The project is located on Bulabog Beach, nearby the commercial area of D’Mall and not far from the nightlife of White Beach. It has 168 residences with amenities that include three swimming pools, a day spa, a health club and concierge services. Sales have been strong. The project sold its first phase of 48 apartments in less than a year, and the most recently released units are already 50% sold, Rudnicki says.
Remaining available units include: one and two-bedroom apartments ranging from 538 to 2,841 sq. ft. Interiors feature a natural white and earth tone palette, optional furniture package by Filipino designer Vito Selma and full height sliding glass doors to wrap-around terraces. The residences are priced from $220,000 to $1,999,999 and a minimum return of 12% is guaranteed over the first two years.
According to Rudnicki, investors are turning their attention to the Philippines from countries such as Thailand and Indonesia where Capital Gains have peaked. “The Philippines is an emerging country at the beginning of a growth cycle and investors are looking at Boracay with one of the world’s finest beaches and a new International airport to open in 2017,”

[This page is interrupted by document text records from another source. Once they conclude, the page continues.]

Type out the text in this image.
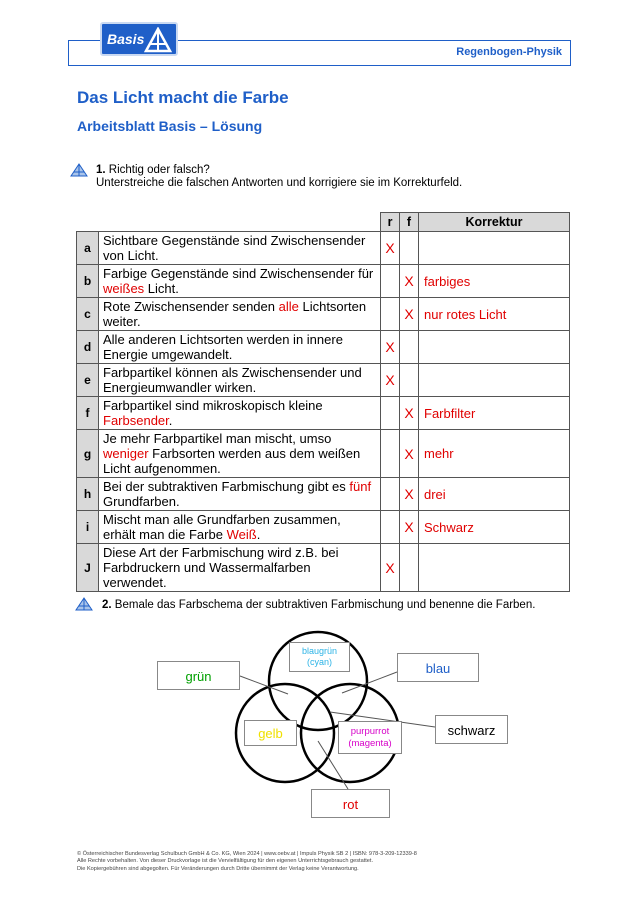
Regenbogen-Physik
Basis
Das Licht macht die Farbe
Arbeitsblatt Basis – Lösung
1. Richtig oder falsch?
Unterstreiche die falschen Antworten und korrigiere sie im Korrekturfeld.
		r	f	Korrektur
a	Sichtbare Gegenstände sind Zwischensender von Licht.	X		
b	Farbige Gegenstände sind Zwischensender für weißes Licht.		X	farbiges
c	Rote Zwischensender senden alle Lichtsorten weiter.		X	nur rotes Licht
d	Alle anderen Lichtsorten werden in innere Energie umgewandelt.	X		
e	Farbpartikel können als Zwischensender und Energieumwandler wirken.	X		
f	Farbpartikel sind mikroskopisch kleine Farbsender.		X	Farbfilter
g	Je mehr Farbpartikel man mischt, umso weniger Farbsorten werden aus dem weißen Licht aufgenommen.		X	mehr
h	Bei der subtraktiven Farbmischung gibt es fünf Grundfarben.		X	drei
i	Mischt man alle Grundfarben zusammen, erhält man die Farbe Weiß.		X	Schwarz
J	Diese Art der Farbmischung wird z.B. bei Farbdruckern und Wassermalfarben verwendet.	X		
2. Bemale das Farbschema der subtraktiven Farbmischung und benenne die Farben.
grün
blau
blaugrün
(cyan)
gelb	purpurrot
(magenta)
schwarz
rot
© Österreichischer Bundesverlag Schulbuch GmbH & Co. KG, Wien 2024 | www.oebv.at | Impuls Physik SB 2 | ISBN: 978-3-209-12339-8
Alle Rechte vorbehalten. Von dieser Druckvorlage ist die Vervielfältigung für den eigenen Unterrichtsgebrauch gestattet.
Die Kopiergebühren sind abgegolten. Für Veränderungen durch Dritte übernimmt der Verlag keine Verantwortung.
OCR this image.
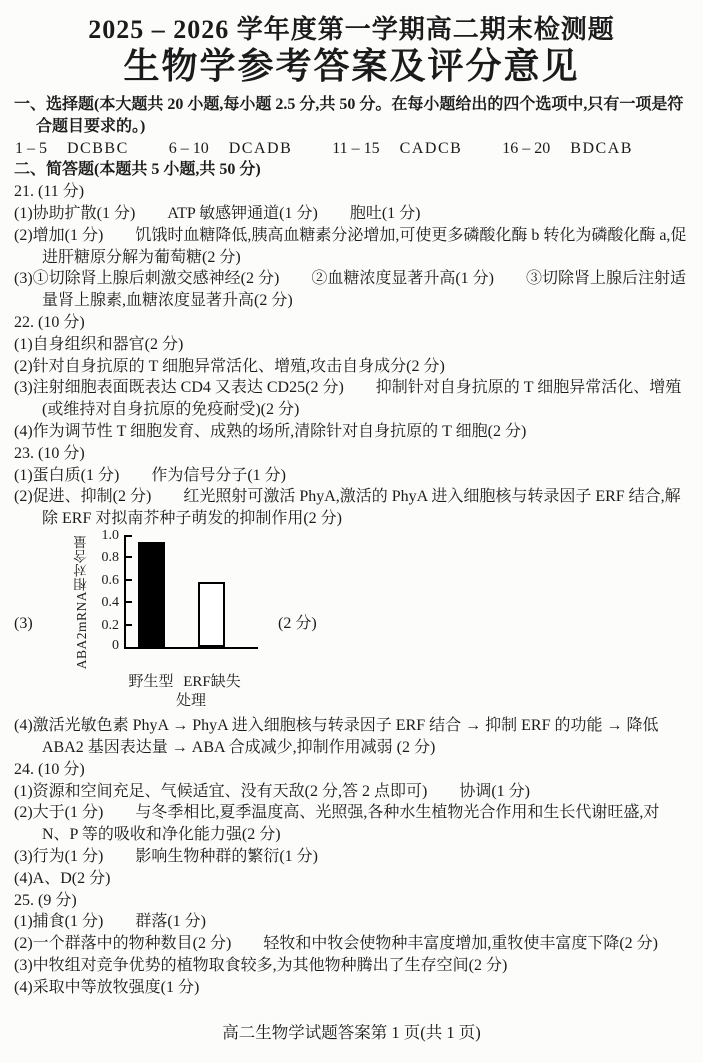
2025 – 2026 学年度第一学期高二期末检测题
生物学参考答案及评分意见

一、选择题(本大题共 20 小题,每小题 2.5 分,共 50 分。在每小题给出的四个选项中,只有一项是符合题目要求的。)

1 – 5 DCBBC	6 – 10 DCADB	11 – 15 CADCB	16 – 20 BDCAB

二、简答题(本题共 5 小题,共 50 分)

21. (11 分)

(1)协助扩散(1 分)　　ATP 敏感钾通道(1 分)　　胞吐(1 分)

(2)增加(1 分)　　饥饿时血糖降低,胰高血糖素分泌增加,可使更多磷酸化酶 b 转化为磷酸化酶 a,促进肝糖原分解为葡萄糖(2 分)

(3)①切除肾上腺后刺激交感神经(2 分)　　②血糖浓度显著升高(1 分)　　③切除肾上腺后注射适量肾上腺素,血糖浓度显著升高(2 分)

22. (10 分)

(1)自身组织和器官(2 分)

(2)针对自身抗原的 T 细胞异常活化、增殖,攻击自身成分(2 分)

(3)注射细胞表面既表达 CD4 又表达 CD25(2 分)　　抑制针对自身抗原的 T 细胞异常活化、增殖(或维持对自身抗原的免疫耐受)(2 分)

(4)作为调节性 T 细胞发育、成熟的场所,清除针对自身抗原的 T 细胞(2 分)

23. (10 分)

(1)蛋白质(1 分)　　作为信号分子(1 分)

(2)促进、抑制(2 分)　　红光照射可激活 PhyA,激活的 PhyA 进入细胞核与转录因子 ERF 结合,解除 ERF 对拟南芥种子萌发的抑制作用(2 分)

(3)	ABA2mRNA相对含量 1.0
0.8
0.6
0.4
0.2
0
野生型 ERF缺失
处理
(2 分)

(4)激活光敏色素 PhyA → PhyA 进入细胞核与转录因子 ERF 结合 → 抑制 ERF 的功能 → 降低 ABA2 基因表达量 → ABA 合成减少,抑制作用减弱 (2 分)

24. (10 分)

(1)资源和空间充足、气候适宜、没有天敌(2 分,答 2 点即可)　　协调(1 分)

(2)大于(1 分)　　与冬季相比,夏季温度高、光照强,各种水生植物光合作用和生长代谢旺盛,对 N、P 等的吸收和净化能力强(2 分)

(3)行为(1 分)　　影响生物种群的繁衍(1 分)

(4)A、D(2 分)

25. (9 分)

(1)捕食(1 分)　　群落(1 分)

(2)一个群落中的物种数目(2 分)　　轻牧和中牧会使物种丰富度增加,重牧使丰富度下降(2 分)

(3)中牧组对竞争优势的植物取食较多,为其他物种腾出了生存空间(2 分)

(4)采取中等放牧强度(1 分)

高二生物学试题答案第 1 页(共 1 页)
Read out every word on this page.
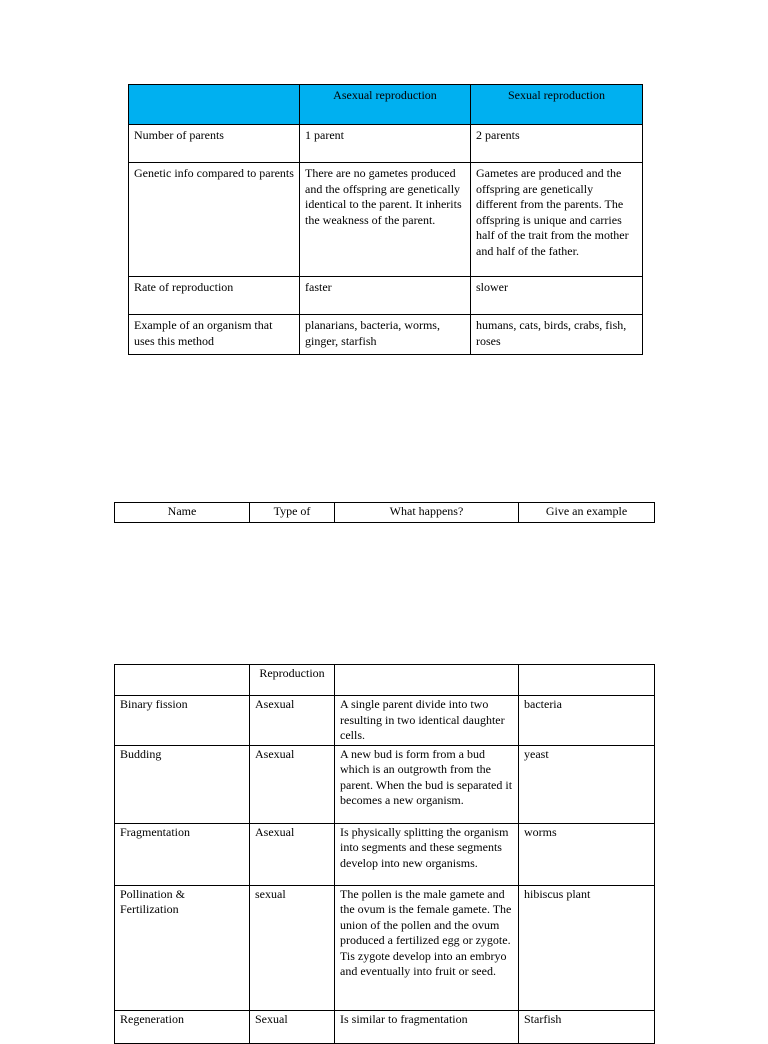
	Asexual reproduction	Sexual reproduction
Number of parents	1 parent	2 parents
Genetic info compared to parents	There are no gametes produced and the offspring are genetically identical to the parent. It inherits the weakness of the parent.	Gametes are produced and the offspring are genetically different from the parents. The offspring is unique and carries half of the trait from the mother and half of the father.
Rate of reproduction	faster	slower
Example of an organism that uses this method	planarians, bacteria, worms, ginger, starfish	humans, cats, birds, crabs, fish, roses
Name	Type of	What happens?	Give an example
	Reproduction		
Binary fission	Asexual	A single parent divide into two resulting in two identical daughter cells.	bacteria
Budding	Asexual	A new bud is form from a bud which is an outgrowth from the parent. When the bud is separated it becomes a new organism.	yeast
Fragmentation	Asexual	Is physically splitting the organism into segments and these segments develop into new organisms.	worms
Pollination & Fertilization	sexual	The pollen is the male gamete and the ovum is the female gamete. The union of the pollen and the ovum produced a fertilized egg or zygote. Tis zygote develop into an embryo and eventually into fruit or seed.	hibiscus plant
Regeneration	Sexual	Is similar to fragmentation	Starfish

Previously accommodating only small turbo-prop planes, the new Caticlan Borocay Airport, scheduled for completion later this year, will feature an expanded runway able to land airbus jets and offer 50-minute flights from Manila, two-hour flights from Hong Kong and four-hours direct flights from Singapore. This prospect, of course, buoys the expectations of developers for Boracay’s growth potential.
While Aqua Boracay by YOO has firmly established itself as a high-end beachfront hideaway, private residence on Boracay’s waterfront are increasingly difficult to find. “There is not much left for sale on the beachfront,” says Peter Brugger, General Manager at SPR Boracay Real Estate Inc. “Most of the private houses or villas are on the hillside overlooking the beach.”
Brugger sells luxury villas primarily to expats from around Asia, many who are looking for a second home or to settle down for retirement. He is currently listing just one beachfront villa at the northern end of White Beach, near the golf course. Known as Mayumi Beach House, the five-bedroom property spans three floors and 5,564 sq. ft. with several sea-facing terraces and a hot tub on the top floor. The home is listed for $2 million.
Some projects, like Aqua by YOO, are designed to be foreigner friendly, allowing foreigners to buy with no restrictions and in their own name and even offer ‘non-status’ financing. But by law, foreigners cannot own land in the Philippines. They can purchase units in condominium buildings so long as foreign ownership in a single project does not exceed 40%, and if married to a Filipino, a foreigner can buy land provided the title/tax declaration is in his or her spouse’s name.
As Boracay’s international reputation grows and tourist arrivals increase, some worry that in addition to dwindling land up for grabs, the island’s charm may also be fading. The frenzied rate of development, alongside reports of noise and overcrowding, not to mention damaged coral reefs and heaps of garbage during high season, have led some critics to warn that Boracay has reaching a tipping point. Last June, the Department of Environment and Natural Resources found that the level of chloroform bacteria in the sea at Bulabog beach was almost 50 times above the level deemed safe for swimming, although the DENR has since improved the island’s sewerage system and more recent tests show the sea is safe. Like any emerging destination, Boracay is likely to face growing pains, but with any luck, developers will seek to strike a sustainable balance where the rush to capitalize on growth does not threaten the island’s eco-system and its natural beauty.